Just to clarify and to understand the scope of these solar electric generating facilities trying to become home in Preble County, an acre of land is approximately the size of a football field. These proposed solar facilities will take 1,500 plus acres out of agricultural production even though this land has been zoned for agriculture. That is the size of 1,500 football fields. If approved for construction, this will certainly be the first of more to come.
While I appreciate the fact that solar energy is a renewable energy source, there are some serious concerns with these projects. After looking over the application for the Alamo Solar project to the Ohio Power Siting Board on the Ohio Public Utilities Commission website under case number 18-1578-EL-BGN, the schedule for the development of these projects began in 2016.
So, why has the public not been informed properly? Why haven’t these privately-owned subsidiaries been transparent about these large solar electric generating facilities coming into Preble County? Could it be that these solar facilities detrimentally impact the property values of those living around these solar facilities? This includes the home owners in the Lakengren community.
The Alamo solar facility will be located next to Lakengren’s east side. Would you want to buy or sell a home in the proximity of a solar facility? Would you get the monetary value of what your home was worth prior to solar electric facility construction? Could it be that folks in rural Preble County might get concerned that prime agriculture farm land will permanently be lost because it will be turned into these large solar electric generating facilities? These are just a few reasons I can come up with to understand why these projects have been hush-hush.
In addition, should we consider the weather we experience in southwest Ohio when it comes to this type of solar electric generating facility? If we take 2018’s wet spring and very wet fall into account and the amount of rain we received, what impact will these solar facilities have on storm water runoff? Will pollutants such as lead and other carcinogens be washed out of the solar modules and find there way to our ground water?

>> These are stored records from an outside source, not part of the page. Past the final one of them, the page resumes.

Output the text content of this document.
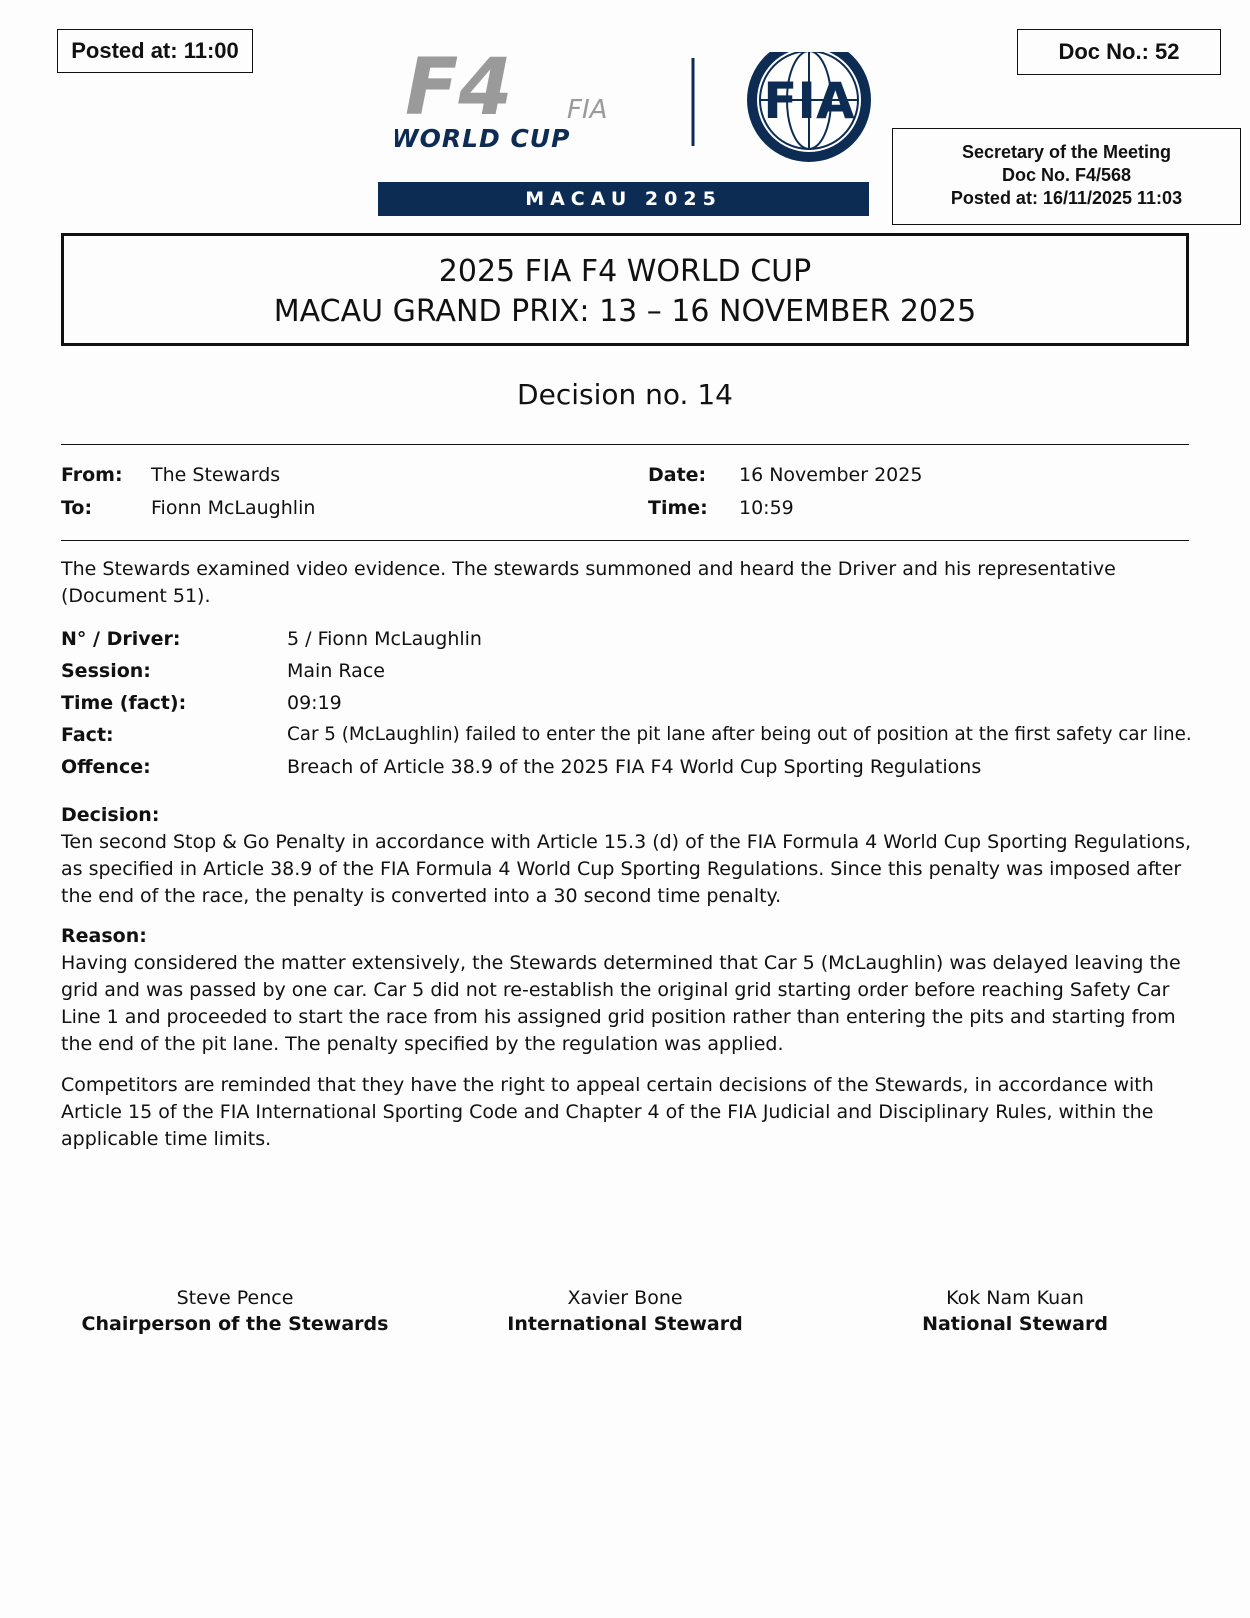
Posted at: 11:00	Doc No.: 52
Secretary of the Meeting
Doc No. F4/568
Posted at: 16/11/2025 11:03
F4 FIA
WORLD CUP
FIA
MACAU 2025
2025 FIA F4 WORLD CUP
MACAU GRAND PRIX: 13 – 16 NOVEMBER 2025
Decision no. 14
From: The Stewards
To:	Fionn McLaughlin
Date: 16 November 2025
Time: 10:59
The Stewards examined video evidence. The stewards summoned and heard the Driver and his representative (Document 51).
N° / Driver:	5 / Fionn McLaughlin
Session:	Main Race
Time (fact):	09:19
Fact:	Car 5 (McLaughlin) failed to enter the pit lane after being out of position at the first safety car line.
Offence:	Breach of Article 38.9 of the 2025 FIA F4 World Cup Sporting Regulations

Decision:

Ten second Stop & Go Penalty in accordance with Article 15.3 (d) of the FIA Formula 4 World Cup Sporting Regulations, as specified in Article 38.9 of the FIA Formula 4 World Cup Sporting Regulations. Since this penalty was imposed after the end of the race, the penalty is converted into a 30 second time penalty.

Reason:

Having considered the matter extensively, the Stewards determined that Car 5 (McLaughlin) was delayed leaving the grid and was passed by one car. Car 5 did not re-establish the original grid starting order before reaching Safety Car Line 1 and proceeded to start the race from his assigned grid position rather than entering the pits and starting from the end of the pit lane. The penalty specified by the regulation was applied.

Competitors are reminded that they have the right to appeal certain decisions of the Stewards, in accordance with Article 15 of the FIA International Sporting Code and Chapter 4 of the FIA Judicial and Disciplinary Rules, within the applicable time limits.
Steve Pence
Chairperson of the Stewards
Xavier Bone
International Steward
Kok Nam Kuan
National Steward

Will the runoff make its way to Lake Lakengren, the lake at Woodland Trails, Acton Lake and its watersheds? What would happen in the event of a tornado or high winds that comes through and destroys these solar modules made of glass? Would these shards of glass be washed away downstream? Would these private owned subsidiaries have any incentive to clean up the aftermath since these projects are not mandated by the state of Ohio?
Not only that, what happens to our wild life in these areas? Woodland Trails and Hueston Woods is a mainly wooded area that is prime habitat for deer, coyotes, wild turkeys, geese, ducks and other animals that rely on agriculture acreage for food. A solar panel facility in this area will take away too much agricultural ground and these animals will be looking for food in the remaining farms, destroying crops and killing farm animals. These are just a few of the negative impacts a solar electric facility of this size will have on our land.
I would encourage the community to go to the Ohio Power Siting Board website, subscribe to both the Angelina and Alamo cases to receive updates on the stage of these projects. I, also, strongly encourage the community to submit letters of impact as an individual and also as a citizen, community member of Preble County, explaining your concerns and submit those to Ohio Power Siting Board.
If you are not certain how you may be impacted or what your rights are, members of the Ohio Farm Bureau, can reach out to Dale Arnold, Director of Energy, Utility and Local Government Policy for Ohio Farm Bureau. Dale is a great resource to gather knowledge about your rights and impact related to energy in rural areas. The Ohio Power Siting Board can also answer questions regarding your rights.
Beware Preble County residents and our neighbors outside of Preble County. You will wake up one morning and look out your window only to find your surrounded by solar electric generating panels.